また会社員は通常ならば公的な健康保険(協会けんぽ、健康保険組合)に加入しているため、収入に応じた月の自己負担上限が決められており、上限額を超えた金額は返ってきます(高額療養費制度)。あくまでも公的な健康保険でカバーできない額を保障するのが保険会社の医療保険だと、割り切って削れるものは削りましょう。
●住宅ローン
金利の高い住宅ローンを金利の低いローンに借り換えるのも非常に有効です。例えばローン残高1000万円、残りの期間15年、金利3%(固定金利)ならば、残りの返済総額は元利合計で約1243万円です。しかし、仮に1.5%(固定金利)に借り換えた場合、返済総額は約1117万円となり、約126万円減額することができます。

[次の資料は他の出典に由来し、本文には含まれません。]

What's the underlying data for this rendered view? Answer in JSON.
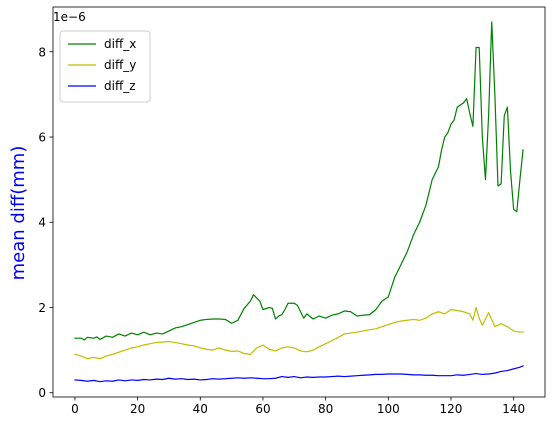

借り換えにかかる諸費用は銀行によって約20万~40万円と異なりますが、それでも100万円近くの利息軽減効果が期待できます。銀行によってはWEBで借り換えのシミュレーションもできますので、試算してみてはいかがでしょうか。
〈参考〉
・住宅金融普及協会
・イオン銀行
・りそな銀行
定年退職後に収入を得るには
50代になったら、定年退職後はどのように収入を得るか考えておきましょう。60歳定年の場合、年金の受給開始は通常65歳ですので、何もしなければ5年間は無収入となってしまいます。会社での継続雇用を考えているのならば、肩書の変更、給与の減額に関しての覚悟が必要です。また定年後に雇われない生き方を考えるのであれば、50代からは会社以外の立ち位置の確保、いわゆる「パラレルキャリア」の形成をしておきましょう。会社が副業を認めているのであれば何か始めるのもよいでしょうし、社外のコミュニケーションを深めておけば将来の収入につながるかもしれません。定年後に自分らしく生き、収入を得るためにはどうするか、50代になったらいったん立ち止まって考えてみましょう。
定年までに資産を形成しておくには
定年後に資産を増やすのは難しいため、安定した収入のある現役時代から資産を築いておきたいものです。そのために活用したいのがiDeCo(イデコ)とNISAです。どちらも税制面の優遇措置のある国の制度であり、「iDeCo(イデコ)」は税制面での優遇が多い一方で、原則60歳までは引き出せないのに対し、「NISA」は税制優遇でやや劣るもののいつでも引き出せるなど、それぞれにメリット、デメリットがあります。なお2024年から始まった新NISA制度のうち「つみたて投資枠」は投資上限額が年間120万円*に引き上げられたうえ、投資対象が「長期の積み立てや分散投資に適した一定の投資信託」とされており、老後に備えた資産形成の選択肢として活用したいところです。
*旧NISA制度の「つみたてNISA」は年間投資上限は40万円まででした。
まとめ
いかがでしたでしょうか。今回はお金に関し「支出」「収入」「資産」の3つのポイントで準備をしておくことを紹介しました。またお金以外にも家族や周囲との人間関係についても準備をしておく必要があるでしょう。特に配偶者とは過ごす時間が急に増えるわけですから、良好な関係を築いておかねばなりません。会社以外のコミュニケーションも築いておけば、家庭以外で自分を必要とする居場所も確保できます。多くの会社員にとって、定年退職は避けられない大きなライフイベントです。その時に備えて50代になったら少しずつ準備をしておきたいものです。